The O’Reilly family bought Flesk in 2005 and carried out a clean-up to get beyond the layers of rubble and undergrowth. Our involvement began in late 2013 and to date has consisted of the following overlapping and complimentary aspects; survey of the existing structure, historical research and remedial works.
Survey of Existing Structure
Each internal wall has been sketched by hand in detail, recording evidence of difference construction phases, finishes & features. These have drawn up into a detailed set of existing drawings. These tasks which took hundreds of hours are a primary source of historical information as much is revealed by a close study of the exposed structure. These drawings serve as a permanent record of what remains before we intervene. Core tests have been carried out to check the strength of the concrete flat roofs with the results being satisfactory. We are also taking plaster samples for testing as the many towers had different finishes and colours originally.
Before we add the next layer of history to Flesk we need a detailed appreciation of the previous layers of both physical and social history of the castle & surrounding landscape. When we started there were only a handful of accurate sources including 3 engravings & a written description. There are no ‘conventional’ sources such as architectural drawings or family estate papers. Since then a dedicated & ongoing effort has rebuilt a significant amount of history from alternative sources. We now have the memories of the last inhabitants, family albums & footage from the 1920’s & 30’s, black & white footage of life at Flesk in the 1930’s, Kalem film footage from 1910, 1928 listing of the full house contents, detailed building instructions in letters from 1829 to 1842, running & material costs from an 1839 account book and much more. Nonetheless we have yet to find any interior photograph.

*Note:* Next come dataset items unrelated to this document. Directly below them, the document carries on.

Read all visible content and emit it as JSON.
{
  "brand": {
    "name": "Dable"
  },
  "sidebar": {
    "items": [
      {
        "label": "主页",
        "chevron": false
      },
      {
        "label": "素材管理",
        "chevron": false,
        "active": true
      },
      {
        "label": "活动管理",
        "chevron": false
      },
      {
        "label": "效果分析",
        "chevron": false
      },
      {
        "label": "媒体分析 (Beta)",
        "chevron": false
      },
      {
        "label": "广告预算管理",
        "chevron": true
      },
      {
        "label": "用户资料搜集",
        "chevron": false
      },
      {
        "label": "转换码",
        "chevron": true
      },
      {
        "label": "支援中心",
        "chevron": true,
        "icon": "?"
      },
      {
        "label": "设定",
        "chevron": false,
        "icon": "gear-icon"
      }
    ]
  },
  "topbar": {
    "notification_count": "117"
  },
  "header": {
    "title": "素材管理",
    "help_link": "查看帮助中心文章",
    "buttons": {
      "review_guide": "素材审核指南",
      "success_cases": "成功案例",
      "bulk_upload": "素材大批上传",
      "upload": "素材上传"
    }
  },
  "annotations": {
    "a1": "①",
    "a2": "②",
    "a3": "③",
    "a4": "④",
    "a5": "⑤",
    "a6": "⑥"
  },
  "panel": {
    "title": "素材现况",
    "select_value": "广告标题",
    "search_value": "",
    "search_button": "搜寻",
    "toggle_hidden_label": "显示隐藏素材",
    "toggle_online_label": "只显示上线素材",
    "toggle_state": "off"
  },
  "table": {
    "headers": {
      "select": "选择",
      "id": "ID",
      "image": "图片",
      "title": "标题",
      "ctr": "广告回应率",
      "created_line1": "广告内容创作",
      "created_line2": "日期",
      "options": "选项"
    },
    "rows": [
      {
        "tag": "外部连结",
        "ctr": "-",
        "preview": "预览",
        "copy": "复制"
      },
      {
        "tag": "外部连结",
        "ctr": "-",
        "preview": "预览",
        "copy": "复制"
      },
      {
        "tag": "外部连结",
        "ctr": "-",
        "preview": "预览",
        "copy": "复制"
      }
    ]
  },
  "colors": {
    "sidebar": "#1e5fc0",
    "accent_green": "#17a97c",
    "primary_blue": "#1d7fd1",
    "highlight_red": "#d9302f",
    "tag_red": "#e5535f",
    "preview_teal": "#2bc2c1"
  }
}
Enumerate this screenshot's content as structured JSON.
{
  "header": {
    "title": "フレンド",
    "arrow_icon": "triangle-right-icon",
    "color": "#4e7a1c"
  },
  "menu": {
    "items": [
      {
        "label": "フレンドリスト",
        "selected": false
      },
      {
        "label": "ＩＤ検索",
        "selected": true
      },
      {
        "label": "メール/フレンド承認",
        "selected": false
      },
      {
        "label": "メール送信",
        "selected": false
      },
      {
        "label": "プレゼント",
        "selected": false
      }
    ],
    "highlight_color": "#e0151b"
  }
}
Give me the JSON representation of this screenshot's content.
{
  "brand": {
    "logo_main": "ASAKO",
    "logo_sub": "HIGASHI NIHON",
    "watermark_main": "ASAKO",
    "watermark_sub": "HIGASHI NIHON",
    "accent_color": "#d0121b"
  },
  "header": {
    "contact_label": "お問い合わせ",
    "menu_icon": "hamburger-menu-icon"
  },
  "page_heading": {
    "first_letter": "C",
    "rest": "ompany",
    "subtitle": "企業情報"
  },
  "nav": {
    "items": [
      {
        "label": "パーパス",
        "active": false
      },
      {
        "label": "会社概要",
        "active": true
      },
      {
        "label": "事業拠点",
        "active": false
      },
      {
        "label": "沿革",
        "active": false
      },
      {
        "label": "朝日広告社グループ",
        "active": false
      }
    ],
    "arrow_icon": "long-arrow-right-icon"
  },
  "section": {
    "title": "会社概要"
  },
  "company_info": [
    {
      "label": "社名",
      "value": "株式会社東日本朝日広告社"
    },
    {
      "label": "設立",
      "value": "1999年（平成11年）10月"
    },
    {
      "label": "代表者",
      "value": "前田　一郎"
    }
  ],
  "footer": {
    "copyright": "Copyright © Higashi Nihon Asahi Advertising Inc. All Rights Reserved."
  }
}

This not only gives the structure back its life & stories but puts us in an informed position when making design decisions.
The current works have been ongoing since Sep ‘14 & involve removing rubble and vegetation, replacing dozens of lintels, replace of failed beams, rebuilding many unsafe parapets and saving/rebuilding key features on the roof scape such as turrets & tower tops all of which generally conceal chimney flues within. Items are carefully recorded during dismantling before being rebuilt to match. About 170 items of cut limestone will be arriving shortly to replace the many missing parapet cap- stones. While many of the tasks are small in themselves the overall effect of hundreds of repairs has been that the building & key features has been saved from further destruction.
We are currently working on an Outline Design and working towards submitting a planning application to renovate about 900 sq.m of the building as a family home. The aim is to keep certain characteristics of the ruin while balancing this with the comfort and warmth of modern homes. There will be limited areas of new build, these will be treated as sympathetic interventions. The fact that the ruin has no interior finishes provides an opportunity to install servicing and systems that will make Flesk an energy efficient, sustainable & smart castle.